Establishing significance of gravitational-wave signals from a single observatory in the PyCBC offline search

TL;DR

This paper introduces a new method to assess the significance of gravitational-wave signals detected by a single observatory, enhancing the detection sensitivity and recovering signals previously missed in multi-detector analyses.

Contribution

The paper presents a novel approach for evaluating single-detector gravitational-wave signals, extending the analysis beyond the live-time and improving overall sensitivity.

Findings

Recovered seven single-detector events with low false alarm rate

Increased total time-volume sensitivity by up to 20%

Matched known gravitational-wave events in single-detector data

Abstract

Gravitational-wave observations of compact binary coalescences are allowing us to see black holes and neutron stars further into the universe and recent results represent the most sensitive searches for compact objects ever undertaken.
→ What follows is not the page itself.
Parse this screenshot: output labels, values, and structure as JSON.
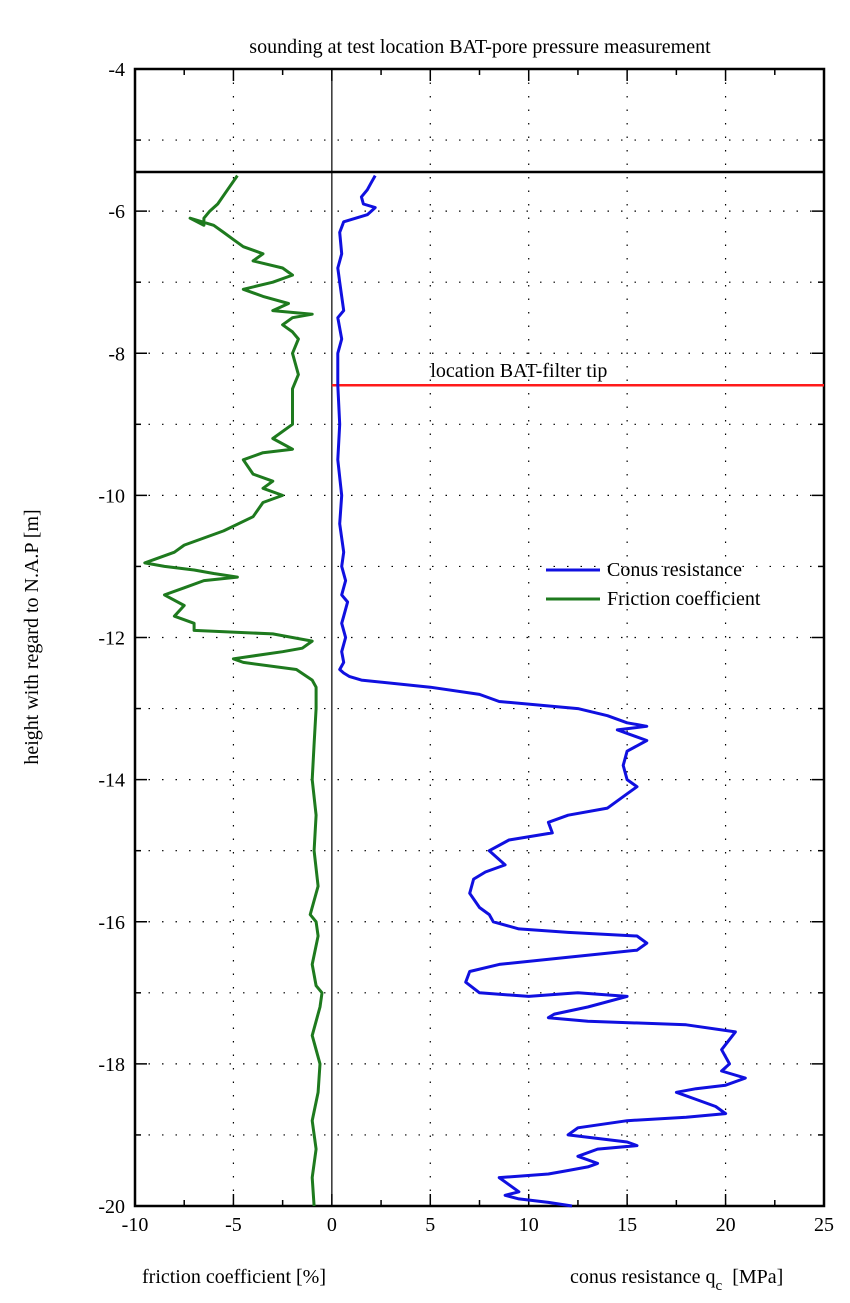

Most searches for gravitational waves from compact binary coalescence currently rely on detecting coincident triggers from multiple detectors. In this paper, we describe a new method for extrapolating significance of single-detector signals beyond the live-time of the analysis. Using this method, we can recover loud signals which only triggered in a single detector. We demonstrate this method in a search of O3 data, and recover seven single-detector events with a false alarm rate less than two per year. These were the same events as discovered in the GWTC-2.1 and GWTC-3 searches in a single detector, and all but one event from 3-OGC and 4-OGC. Through a campaign of injected signals, we estimate that the total time--volume sensitivity increases by a factor of up to $1.20 \pm 0.02$ at a false alarm rate of one per two years compared to completely ignoring single-detector events.